We have, unfortunately, seen them all, from desperado “outlaws” to ronin’s to strong silent types to fiercely independent. Rather than celebrating them, VIM Executive Coaching has also wondered why?
Before launching into the question of why do so many leaders refuse help? We need a point of order. We certainly understand – and agree – that there is nothing wrong with making decisions and we also know that it truly is “lonely at the top.” The final opinion sometimes has to be the executive leader or any other creative name assigned to that person in the modern workplace.
The clarification aside, we need to repeat the question. As the workplace has changed and executive leaders need more input rather than less, why is there an insistence that accepting help is somehow related to weakness or confusion?
It goes back a long way
The world of business has long been a bastion of desk-pounding, vein-bulging, bug-eyed glaring leadership where executive leaders had been led to believe that the more control the better. The leader, against all common sense, saw an outcome, stuck to that outcome and brushed aside any further input other than as accommodation.

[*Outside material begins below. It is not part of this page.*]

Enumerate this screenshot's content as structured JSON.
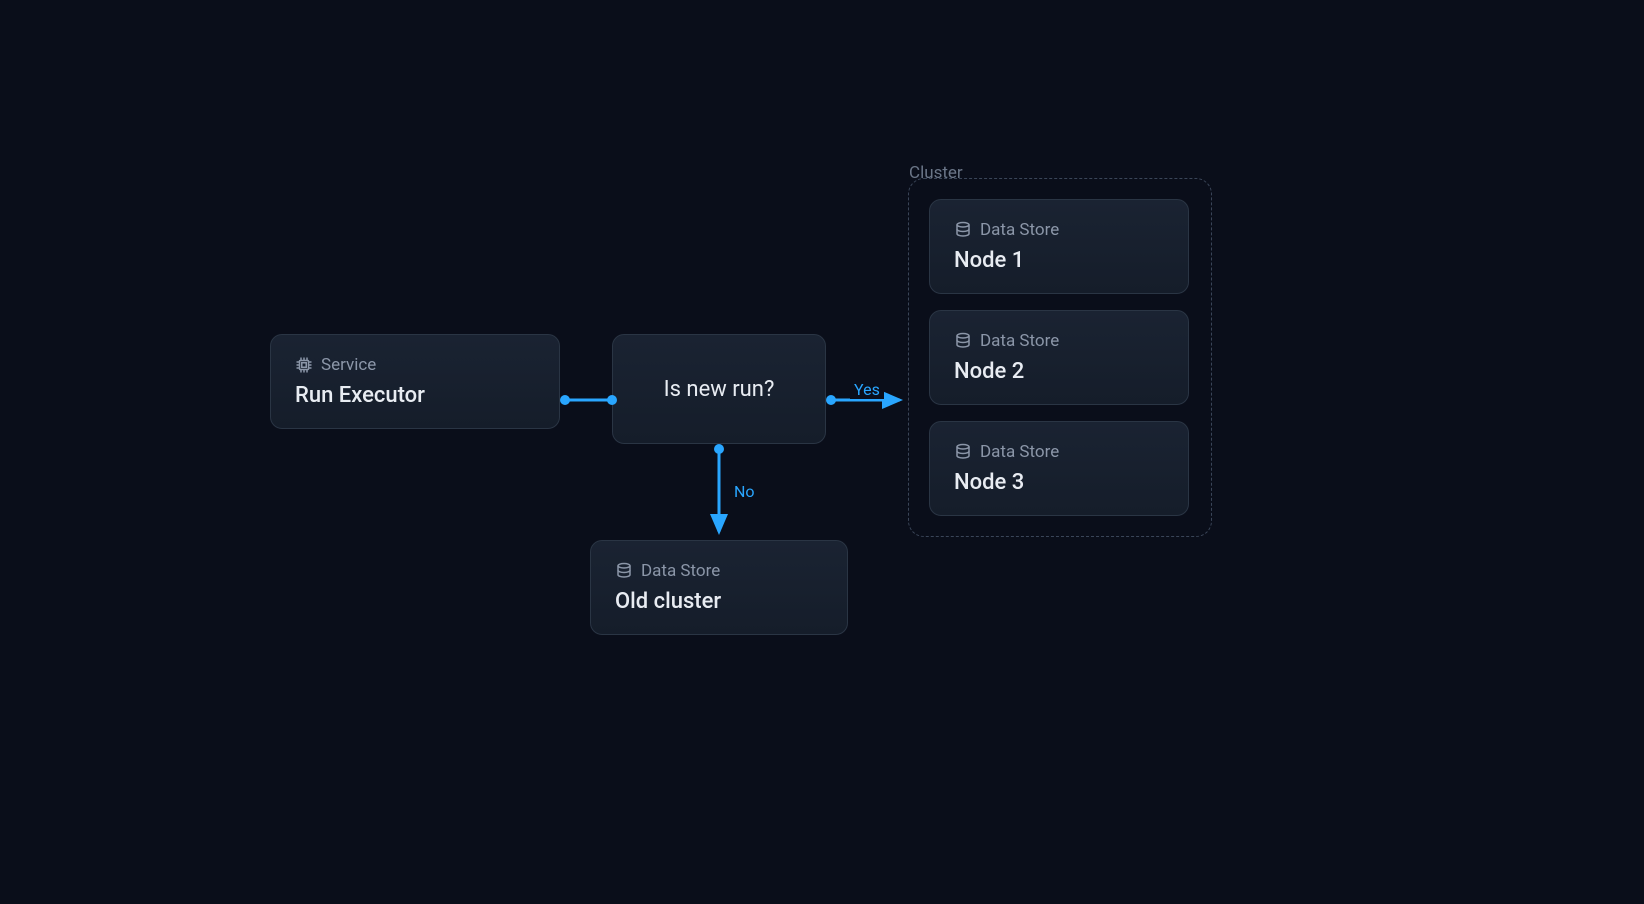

Unfortunately, the same leaders would often blame subordinates for failures: “You told me this, and I followed your advice!” or its twin blame, “What were you thinking when you told me that?” Even logical explanations; numbers, spreadsheets and such, don’t seem to dissuade an executive leader from falling back on the blame game.
Is it worth it to so tightly grip onto power? Of course not.
In truth, no great executive leader ever “did it alone.” And while, concepts of leadership have surely shifted, there is no doubt that the fiercely independents and the strong silent types still exist. They may look different than the cigar-chomping parodies of decades ago, but they are clearly still around. In fact, intense egos have never gone out of fashion.
Of course, a sense of fear is often behind this. The workplace was often seen as a pressure cooker, dog-eat-dog, “my way of the highway” world. Any executive leader growing up in that environment was shaped by it. It became impossible to change.
By the way, we have seen the same behavior with women as with men; in the arts as well as in the sciences or technology. And, surprisingly, regardless of age. If we are honest, extreme silo thinking is the domain of those who refuse all sorts of help. It does lead to an isolation of policy, outlook, innovation and creativity.
A new proposition
VIM Executive Coaching, among other skills, teaches mindfulness. In many ways, mindfulness is the enemy of intractability and egotism.
Mindfulness doesn’t say “You, over there, give up all of your power!”
Rather, mindfulness requires of the executive leader an openness to change, an acceptance of input, a consideration of many possibilities and outcomes. If the old way of doing things was essentially a trap and a solitary place, mindfulness allows greater authenticity to be willing to admit that in the modern organization no one has all of the answers. For, we are interdependent, and the greatest outcomes can be achieved when that interdependency is honored and enhanced.
No one ever had all of the answers, and whenever leadership refused all help, it generally led to poor outcomes. There are more than enough opportunities and clearly more than enough obstacles and challenges. Mindfulness honors all of it, and ultimately, honors the executive leader who knows it.